National Cocktail Day lands on March 24 this year, and if your home bar still defaults to bourbon and cola or a basic margarita, this is a good reason to push it. The trend in 2026 cocktails is leaning hard into smoke, chile heat, and bold agave flavors - and three bottles from the Casa Lumbre portfolio give you all of that without requiring a mixology degree.
I first got introduced to Ancho Reyes at an event in San Diego where the team behind Casa Lumbre was pouring. These are the guys - Moises Guindi, Daniel Schneeweiss, and Ivan Saldana - who built a spirits company around showcasing Mexican ingredients in ways most American drinkers had never experienced. Ancho Reyes was their bridge to the U.S. market, and it worked because the product is genuinely good. The chile liqueur adds a distinct warm kick that elevates classics and opens up options for guys who want to explore beyond the standard shelf. Montelobos Mezcal and Espolon Tequila round out the lineup below.
Spicy Paloma with Ancho Reyes and Espolon
The paloma is already one of the most underrated cocktails going, and adding Ancho Reyes to it turns the grapefruit tartness into something with real heat behind it. This is a solid batch cocktail for a cookout or guys night - scales easily and people go back for seconds.
Ingredients
- 1 part Ancho Reyes Original Chile Liqueur
- 1 part Espolon Tequila Blanco
- 1/2 part fresh lime juice
- 3 parts grapefruit soda
- Pinch of sea salt
- Garnish: grapefruit wheel
Preparation
Build this in a highball glass over ice. Pour the Ancho Reyes, Espolon, and lime juice over the rocks, top with grapefruit soda, and stir gently. The sea salt goes in the drink, not on the rim - it opens up the grapefruit and rounds out the chile heat. Garnish with a grapefruit wheel.
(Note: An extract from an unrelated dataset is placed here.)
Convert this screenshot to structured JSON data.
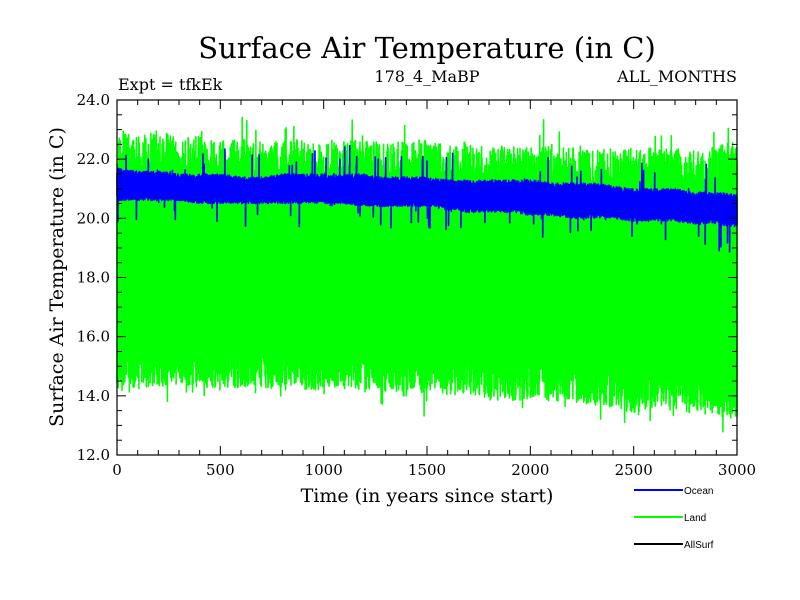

Espolon Reposado Spicy Margarita
A reposado margarita already has more depth than a blanco version - the oak aging gives it warmth that pairs naturally with the Ancho Reyes chile heat. The agave nectar keeps the sweetness clean without the artificial edge of triple sec. If you are making one cocktail for National Cocktail Day, this is the one.

Ingredients
- 1 part Espolon Tequila Reposado
- 1 part Ancho Reyes Original Chile Liqueur
- 3/4 part fresh lime juice
- 1/2 part agave nectar
- Garnish: sea salt or chile-lime salt rim, lime wedge
Preparation
Shake everything hard with ice and double strain into a rocks glass. Rim the glass with sea salt or chile-lime salt before you pour - the salt and the Ancho Reyes heat play off each other in a way that makes this hard to put down.
El Bandido with Montelobos Mezcal
This one uses Montelobos Espadin Mezcal with Ancho Reyes Verde - the green chile version that runs cooler and more herbal than the original. The smoke from the mezcal meets the green chile and lime in a way that reads more like a night out in Mexico City than a backyard drink. The avocado salt rim is optional but it adds a savory layer that ties the whole thing together.
Ingredients
- 1 part Montelobos Mezcal Espadin
- 1 part Ancho Reyes Verde
- 1 part fresh lime juice
- 1/2 part simple syrup
- Garnish: lime wheel, mint sprig, avocado salt rim
Preparation
Shake all ingredients with ice and strain over fresh ice in a rocks glass. The avocado salt is worth the effort if you have it - blend ripe avocado with flaky salt and spread it thin on a plate to rim the glass. If not, a tajin rim gets you close.
Three Bottles That Cover More Ground Than You Think
What makes this lineup practical is that all three brands come from the same family of Mexican spirits. Casa Lumbre - the company behind Ancho Reyes and Montelobos - built their portfolio around ingredients and techniques that most American spirits companies were ignoring. The Ancho Reyes Original and Verde give you two different heat profiles. The Montelobos gives you artisanal mezcal smoke without the harshness. And Espolon at its price point is one of the best values in tequila for mixing.
If you are stocking a bar for spring, these three bottles plus fresh citrus and a bag of ice cover more cocktail territory than a shelf full of flavored vodkas ever will. National Cocktail Day is the excuse. The reality is these stay in rotation long after March 24.